AveXis Inc. (NASDAQ: AVXS) shareholders have enjoyed a 103% gain over the past year and a stunning 333% gain since the clinical-stage biotech made its debut as a publicly traded company in early 2016. Despite the terrific run-up, there are at least four reasons the rally could continue.
The company is developing a gene therapy for the treatment of an inherited, muscle-wasting disease. If eventually approved, AveXis Inc.'s drug would compete directly with another recently approved therapy developed by Ionis Pharmaceuticals Inc. (IONS -0.14%) and marketed by the industry giant Biogen Inc. (BIIB -0.61%). Let's begin with results so far in order to see why these two should be worried, and AveXis investors are so excited.
1. AVXS-101 is batting a thousand
Infantile-onset spinal muscular atrophy (SMA) is so debilitating that children born with the condition have a 1-in-4 chance of living through their first 13.6 months without requiring a ventilator to breathe at least 16 hours per day for a two-week stretch.
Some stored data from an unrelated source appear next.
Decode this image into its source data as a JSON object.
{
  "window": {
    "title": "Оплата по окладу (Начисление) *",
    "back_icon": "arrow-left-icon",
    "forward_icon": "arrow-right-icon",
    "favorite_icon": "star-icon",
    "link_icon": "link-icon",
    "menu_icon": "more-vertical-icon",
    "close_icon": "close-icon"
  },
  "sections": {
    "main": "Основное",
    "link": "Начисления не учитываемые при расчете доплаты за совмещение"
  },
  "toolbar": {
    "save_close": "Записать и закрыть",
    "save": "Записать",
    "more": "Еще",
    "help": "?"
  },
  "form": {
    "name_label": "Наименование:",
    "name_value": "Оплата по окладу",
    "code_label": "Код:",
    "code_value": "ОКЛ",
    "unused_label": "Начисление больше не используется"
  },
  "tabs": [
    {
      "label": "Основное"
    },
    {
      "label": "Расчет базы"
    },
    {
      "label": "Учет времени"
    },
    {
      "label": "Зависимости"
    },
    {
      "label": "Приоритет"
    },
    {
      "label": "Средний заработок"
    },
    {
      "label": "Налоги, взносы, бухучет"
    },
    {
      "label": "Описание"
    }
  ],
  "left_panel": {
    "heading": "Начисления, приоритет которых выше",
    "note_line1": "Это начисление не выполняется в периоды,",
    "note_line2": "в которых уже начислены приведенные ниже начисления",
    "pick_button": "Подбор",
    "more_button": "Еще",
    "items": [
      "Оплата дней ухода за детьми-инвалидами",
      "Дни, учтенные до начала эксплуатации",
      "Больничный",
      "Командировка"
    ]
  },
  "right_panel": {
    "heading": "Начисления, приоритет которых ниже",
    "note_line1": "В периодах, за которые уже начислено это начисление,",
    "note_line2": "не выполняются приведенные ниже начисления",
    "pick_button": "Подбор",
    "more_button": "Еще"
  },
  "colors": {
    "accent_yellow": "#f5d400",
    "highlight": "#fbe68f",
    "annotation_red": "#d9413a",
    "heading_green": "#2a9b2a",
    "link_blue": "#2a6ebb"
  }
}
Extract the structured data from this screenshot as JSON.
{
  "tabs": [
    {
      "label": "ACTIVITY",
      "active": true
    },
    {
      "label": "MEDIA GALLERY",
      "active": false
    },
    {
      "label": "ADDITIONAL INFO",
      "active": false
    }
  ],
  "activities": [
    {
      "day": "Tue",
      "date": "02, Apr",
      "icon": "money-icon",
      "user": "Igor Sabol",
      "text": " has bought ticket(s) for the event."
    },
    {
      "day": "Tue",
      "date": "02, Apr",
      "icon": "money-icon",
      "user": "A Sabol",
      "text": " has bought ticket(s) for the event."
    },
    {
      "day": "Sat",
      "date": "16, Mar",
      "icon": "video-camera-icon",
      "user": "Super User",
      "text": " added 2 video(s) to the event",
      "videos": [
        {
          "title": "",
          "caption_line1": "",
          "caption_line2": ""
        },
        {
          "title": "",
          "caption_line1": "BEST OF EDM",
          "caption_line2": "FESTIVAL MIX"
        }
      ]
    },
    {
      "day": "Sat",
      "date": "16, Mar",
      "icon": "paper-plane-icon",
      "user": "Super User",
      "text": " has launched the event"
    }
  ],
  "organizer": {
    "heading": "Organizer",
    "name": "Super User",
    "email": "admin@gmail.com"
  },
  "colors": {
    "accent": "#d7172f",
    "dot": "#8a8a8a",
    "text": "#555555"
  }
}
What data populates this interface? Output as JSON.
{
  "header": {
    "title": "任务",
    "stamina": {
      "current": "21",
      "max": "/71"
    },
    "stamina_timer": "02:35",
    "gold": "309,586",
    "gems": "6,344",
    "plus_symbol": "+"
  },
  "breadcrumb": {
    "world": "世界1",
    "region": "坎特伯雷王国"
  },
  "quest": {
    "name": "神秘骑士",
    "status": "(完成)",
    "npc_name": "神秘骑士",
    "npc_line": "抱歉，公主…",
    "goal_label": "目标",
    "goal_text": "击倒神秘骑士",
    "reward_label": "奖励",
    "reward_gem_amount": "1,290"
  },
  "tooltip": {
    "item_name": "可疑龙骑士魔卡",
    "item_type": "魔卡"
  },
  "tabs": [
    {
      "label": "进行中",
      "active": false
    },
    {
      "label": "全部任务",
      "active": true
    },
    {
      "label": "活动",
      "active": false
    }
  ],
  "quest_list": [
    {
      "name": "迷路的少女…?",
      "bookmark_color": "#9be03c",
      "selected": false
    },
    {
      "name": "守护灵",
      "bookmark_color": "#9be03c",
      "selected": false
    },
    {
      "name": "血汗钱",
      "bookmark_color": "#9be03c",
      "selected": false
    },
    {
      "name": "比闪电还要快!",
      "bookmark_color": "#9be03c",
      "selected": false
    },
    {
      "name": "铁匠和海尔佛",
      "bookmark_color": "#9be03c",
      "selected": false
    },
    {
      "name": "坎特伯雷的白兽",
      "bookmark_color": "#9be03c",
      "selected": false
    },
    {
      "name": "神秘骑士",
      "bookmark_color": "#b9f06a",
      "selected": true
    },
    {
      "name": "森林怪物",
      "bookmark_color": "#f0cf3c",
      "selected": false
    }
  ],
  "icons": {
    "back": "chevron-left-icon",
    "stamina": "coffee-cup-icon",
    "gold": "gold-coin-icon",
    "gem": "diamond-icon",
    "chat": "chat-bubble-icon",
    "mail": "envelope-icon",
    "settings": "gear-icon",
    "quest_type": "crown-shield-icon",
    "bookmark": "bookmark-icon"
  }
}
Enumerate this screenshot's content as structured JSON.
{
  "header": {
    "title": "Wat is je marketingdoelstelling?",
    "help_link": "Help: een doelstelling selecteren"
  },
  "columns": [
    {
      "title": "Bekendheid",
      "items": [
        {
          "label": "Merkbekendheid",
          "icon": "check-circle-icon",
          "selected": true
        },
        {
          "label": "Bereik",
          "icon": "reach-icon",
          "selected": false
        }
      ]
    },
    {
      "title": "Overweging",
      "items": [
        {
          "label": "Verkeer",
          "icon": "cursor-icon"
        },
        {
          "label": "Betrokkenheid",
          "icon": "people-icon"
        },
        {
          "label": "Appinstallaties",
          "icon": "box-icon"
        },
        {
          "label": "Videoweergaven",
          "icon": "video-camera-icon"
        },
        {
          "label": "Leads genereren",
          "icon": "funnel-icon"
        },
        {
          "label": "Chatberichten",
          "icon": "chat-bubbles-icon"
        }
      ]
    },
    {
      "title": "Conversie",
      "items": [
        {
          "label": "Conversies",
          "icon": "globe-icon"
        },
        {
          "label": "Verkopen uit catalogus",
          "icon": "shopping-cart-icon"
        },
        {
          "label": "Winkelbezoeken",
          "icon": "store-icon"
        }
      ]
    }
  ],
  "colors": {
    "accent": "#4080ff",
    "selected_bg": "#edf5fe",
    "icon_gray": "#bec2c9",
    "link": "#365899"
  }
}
This past April, AveXis stock soared when the company announced compelling results that suggested its lead candidate can raise a child's chances of reaching 13.6 months of age without such an "event" to 100%.
In an early-stage trial, all 15 infantile-onset SMA patients treated with AVXS-101 reached 13.6 months of age event free. Although you should always be leery of clinical-trial results that measure success against historical data instead of a randomized control group, it looks like the company has a real winner on its hands. At the last follow-up, a majority of patients given low and high doses of AVXS-101 had reached 20.2 months and 30.8 months of age, respectively, without requiring constant ventilation support.
2. Blockbuster potential
To get a handle on AVXS-101's potential, we only need to look at the first (and only) drug approved for the treatment of SMA. Spinraza, from partners Ionis and Biogen, earned approval at the end of 2016 and already racked up $47 million in sales during the first quarter this year.
Potential competition from AVXS-101 aside, annual Spinraza sales are expected to hit around $2.5 billion at its peak. Despite AveXis Inc.'s big run-up this year, the company's recent market cap is just $2.1 billion. Biotech stocks tend to trade at multiples several times higher than total sales, which points to some big gains over the long run if AVXS-101 eventually earns approval and displaces Spinraza in the SMA space.
3. Possible efficacy advantage
It's still too early to call a winner, but the small amount of data pointing to 100% event-free survival at 13.6 months suggests AVXS-101 is a far more effective therapy for the treatment of infantile-onset SMA than Spinraza. During a 121-patient study supporting Spinraza's approval, 61% of patients treated with the drug survived through 56 weeks without needing permanent ventilation support versus just 32% in the control arm. While Spinraza provides a clear event-free survival benefit over a placebo, it's a long way from the 100% event-free survival rate at 13.6 months, which was seen in the 15-patient study with AVXS-101.
Before we throw in the towel for Spinraza, it's important to note that it hasn't been tested against AVXS-101 in a head-to-head study. At this point, it's too early to draw concrete conclusions about which drug is, indeed, most effective.
During the present quarter, AveXis intends to begin studies to support applications for the treatment of infantile-onset SMA and a more common, but less severe, form of the disease. The analysts that recommend Biogen and Ionis for our premium services will most likely wait for the results before making any decisions regarding AveXis or its potential competitors.
4. Beyond SMA
The company's lead candidate essentially infects SMA patient nerve cells with a functional copy of the SMN gene. This leads patient nerve cells to produce the SMN protein they previously lacked, and it stands to reason the same delivery mechanism could work with other genetic disorders.
AveXis doesn't own the virus shell that delivers the functional SMA gene to nerve cells, but the company recently licensed the same capsid to develop candidates similar to AVXS-101 aimed at Rett syndrome and inherited amyotrophic lateral sclerosis (ALS). Both diseases are rare, but lethal, and there aren't any available treatments that address the genetic cause of either disease.
It's extremely early for the company's Rett syndrome and inherited ALS candidates. The biotech hasn't tested either in humans yet, but we should know if there's a chance of beginning clinical trials for both during the second half of the year. If either candidate generates results as thrilling as what we've seen in SMA, the AveXis stock rally could go much further.